Monday, March 26, 2007

Sometimes I Just Want

Insight.  What is it really?  How does it work?  Is it valuable—or do we live in a world so techanized and data driven that nothing but algorithms and digital code has any value.

Stop here a moment and think on it.  What’s your gut response?

I have no hesitation in my reaction.  Yet, read the financial and business news and analysis, in any channel, and you will see that there is a debate.  There are folks who really do believe (fervently I might add) that we are in the age of software coded response, i.e., the ability to predict based on past behavior is more relevant than “touchy-feely” consumer marketing of the past.

By now, you may have guessed (if you didn’t know before) how I feel about this issue.  Then, I saw this quote from a US TV show of the last century and it became even clearer:

Sometimes the mind, for reasons we don’t necessarily understand, just decides to go to the store for a quart of milk.
Northern Exposure, Three Doctors, 1993

There you have it.  Sometimes I just want a quart of milk; or a pair of pants in a color that I never before considered.  And sometimes I just want tickets to a movie that defies my taste.

What is your thinking?

Posted by David on 03/26 at 09:02 AM
(14) CommentsPermalink
  1. Yep couldn't agree more with you - human beings are very complicated - even one-to-one interaction can leave you flawed (e.g. just look at all the failed marriages!).
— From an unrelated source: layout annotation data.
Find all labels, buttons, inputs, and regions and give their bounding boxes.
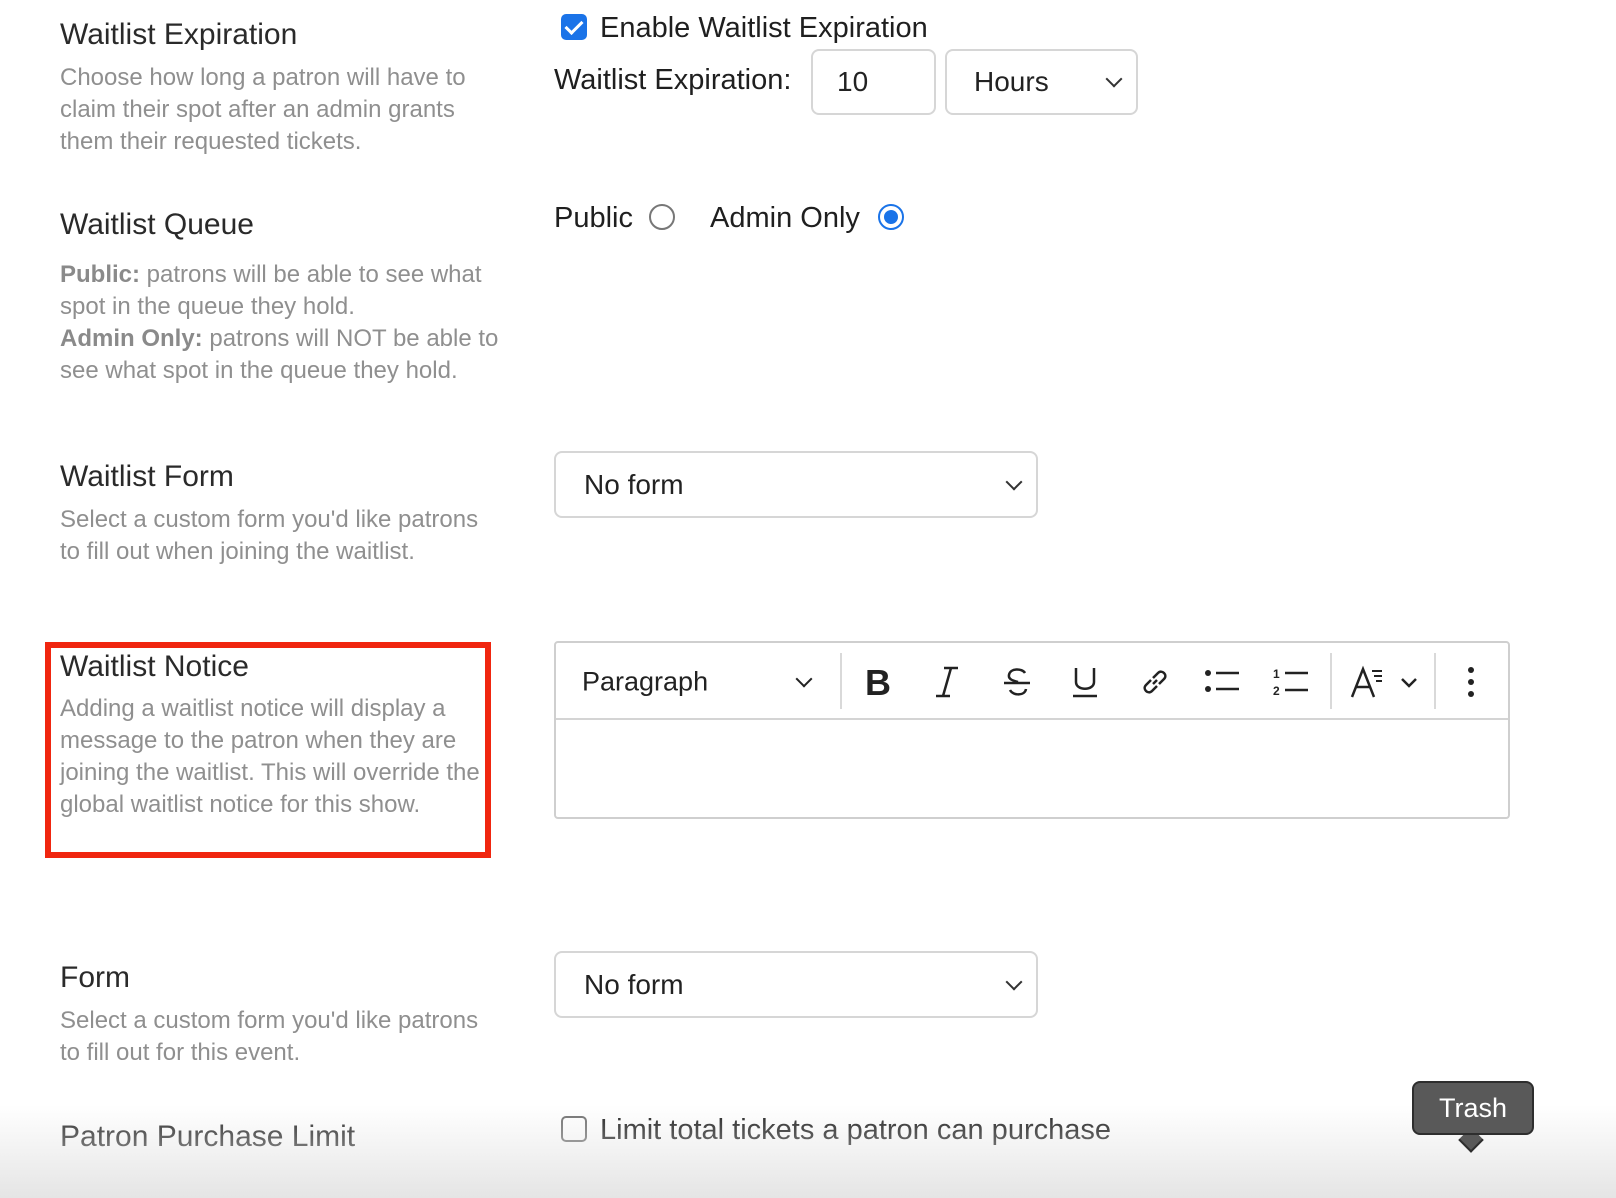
italic-button[interactable] [924,659,970,705]
waitlist-form-title: Waitlist Form [60,460,234,493]
text-size-icon [1350,665,1417,698]
form-title: Form [60,961,130,994]
waitlist-expiration-description: Choose how long a patron will have to cl… [60,64,466,155]
svg-text:2: 2 [1273,684,1280,698]
bulleted-list-icon [1205,670,1239,692]
toolbar-divider [1434,653,1436,709]
svg-text:B: B [865,665,891,699]
chevron-down-icon [795,670,813,688]
strikethrough-button[interactable] [994,659,1040,705]
enable-waitlist-expiration-label: Enable Waitlist Expiration [600,12,928,44]
waitlist-form-selected: No form [584,468,684,500]
strikethrough-icon [1004,668,1030,696]
link-icon [1143,670,1167,694]
waitlist-queue-section: Waitlist Queue Public: patrons will be a… [60,206,500,387]
waitlist-expiration-unit-value: Hours [974,66,1049,97]
block-style-select[interactable]: Paragraph [556,643,838,720]
waitlist-expiration-value-input[interactable]: 10 [811,49,936,115]
more-options-button[interactable] [1448,659,1494,705]
waitlist-notice-editor: Paragraph B 12 [554,641,1510,819]
chevron-down-icon [1005,973,1023,990]
block-style-value: Paragraph [582,666,709,696]
link-button[interactable] [1132,659,1178,705]
italic-icon [936,666,958,698]
bulleted-list-button[interactable] [1199,659,1245,705]
radio-admin-only-label: Admin Only [710,202,860,234]
waitlist-expiration-section: Waitlist Expiration Choose how long a pa… [60,16,510,158]
more-options-icon [1468,667,1474,697]
text-size-button[interactable] [1346,659,1426,705]
chevron-down-icon [1105,70,1123,88]
bold-icon: B [865,665,891,699]
toolbar-divider [1330,653,1332,709]
waitlist-form-section: Waitlist Form Select a custom form you'd… [60,458,480,568]
waitlist-queue-description: Public: patrons will be able to see what… [60,259,500,387]
admin-desc-bold: Admin Only: [60,325,203,352]
editor-toolbar: Paragraph B 12 [556,643,1508,720]
limit-tickets-label: Limit total tickets a patron can purchas… [600,1114,1111,1146]
form-selected: No form [584,968,684,1000]
numbered-list-button[interactable]: 12 [1268,659,1314,705]
enable-waitlist-expiration-checkbox[interactable] [561,14,587,40]
waitlist-expiration-value: 10 [837,66,869,97]
trash-tooltip-text: Trash [1438,1092,1507,1123]
highlight-box [45,642,491,858]
trash-tooltip: Trash [1412,1081,1534,1135]
form-description: Select a custom form you'd like patrons … [60,1007,479,1066]
toolbar-divider [840,653,842,709]
waitlist-expiration-unit-select[interactable]: Hours [945,49,1138,115]
patron-purchase-limit-section: Patron Purchase Limit [60,1118,510,1156]
chevron-down-icon [1005,473,1023,490]
bold-button[interactable]: B [855,659,901,705]
radio-public[interactable] [649,204,675,230]
underline-icon [1073,668,1097,698]
underline-button[interactable] [1062,659,1108,705]
waitlist-queue-title: Waitlist Queue [60,208,254,241]
limit-tickets-checkbox[interactable] [561,1116,587,1142]
waitlist-expiration-field-label: Waitlist Expiration: [554,64,792,96]
form-section: Form Select a custom form you'd like pat… [60,959,480,1069]
waitlist-expiration-title: Waitlist Expiration [60,18,298,51]
public-desc-bold: Public: [60,261,141,288]
svg-text:1: 1 [1273,667,1280,681]
radio-admin-only[interactable] [878,204,904,230]
form-select[interactable]: No form [554,951,1038,1018]
numbered-list-icon: 12 [1273,667,1308,698]
radio-public-label: Public [554,202,633,234]
editor-content-area[interactable] [556,720,1508,817]
patron-purchase-limit-title: Patron Purchase Limit [60,1120,356,1153]
waitlist-form-select[interactable]: No form [554,451,1038,518]
waitlist-form-description: Select a custom form you'd like patrons … [60,506,479,565]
I think it comes down to the simple fact that you can never experience how someone else experiences - so you'll never truly understand anothers behaviour... Unless you can climb inside their head and change their behaviour - Being John Malkovich.

    Posted by Lisa  on  2007-03-26 15:40:57

  2. I understand your point, but it's not necessarily humans against algorithms, but humans PLUS algorithms. Google realized that, and uses hundreds of freelancers worldwide to provide inputs to their complex pagerank algorithms. Pandora does the same, to classify songs and affinities. Del.icio.us does the same aggregating and categorizing the web. Algorithms can be super-ultra-smart, if you give them a hand (or a brain)... There's a brilliant article by Tim O'Reilly on last Make Magazine about the same subject. See it here: http://www.make-digital.com/make/vol08/?pg=15&pm=1&u1=texterity&liid=93a62ed593

    Posted by guilherme ambros  on  2007-03-26 16:09:34

  3. ps: forgot to mention that, obviously, nothing will ever be a substitute for guts, for (human) insights. Nothing can even come close to amount of data the human brain can process in a fraction of second :o)

    Posted by guilherme ambros  on  2007-03-26 16:11:50

  4. Data is good for helping to inform a decision. There isn't ever enough machine-generated data for you to come to a 100% conclusion based solely on that data when it comes to human behavior. I tend to believe that machines can't track 99% of all relevant data when it comes to trending behavioral patterns. (Do machines track my state of mind? What I had for breakfast? Whether or not I just lost one of my gloves?) Sometimes, data provides an insight on behavior that isn't necessarily expected. The indicator that there's an over-reliance on data is the view that the "insight" 1s overly valuable - to immediately lend it credence and reliability because it was unexpected...instead of inherently questioning it and/or trying to understand it. Of course, the opposite is also true. When data comes back and validates your idea/insight, are you quick to say "See? We're right!?" Or do you say "OK, how do we prove that both the data and our insight is correct?" The danger is (and always has been) over-reliance on data. Good data isn't a replacement for thinking.

    Posted by Glenn White  on  2007-03-26 16:29:33

  5. In my wallet I carry a card that says; "Imagination is more important than knowledge." Albert Einstein Data is knowledge, true insight requires imagination and without it data remains simply numbers.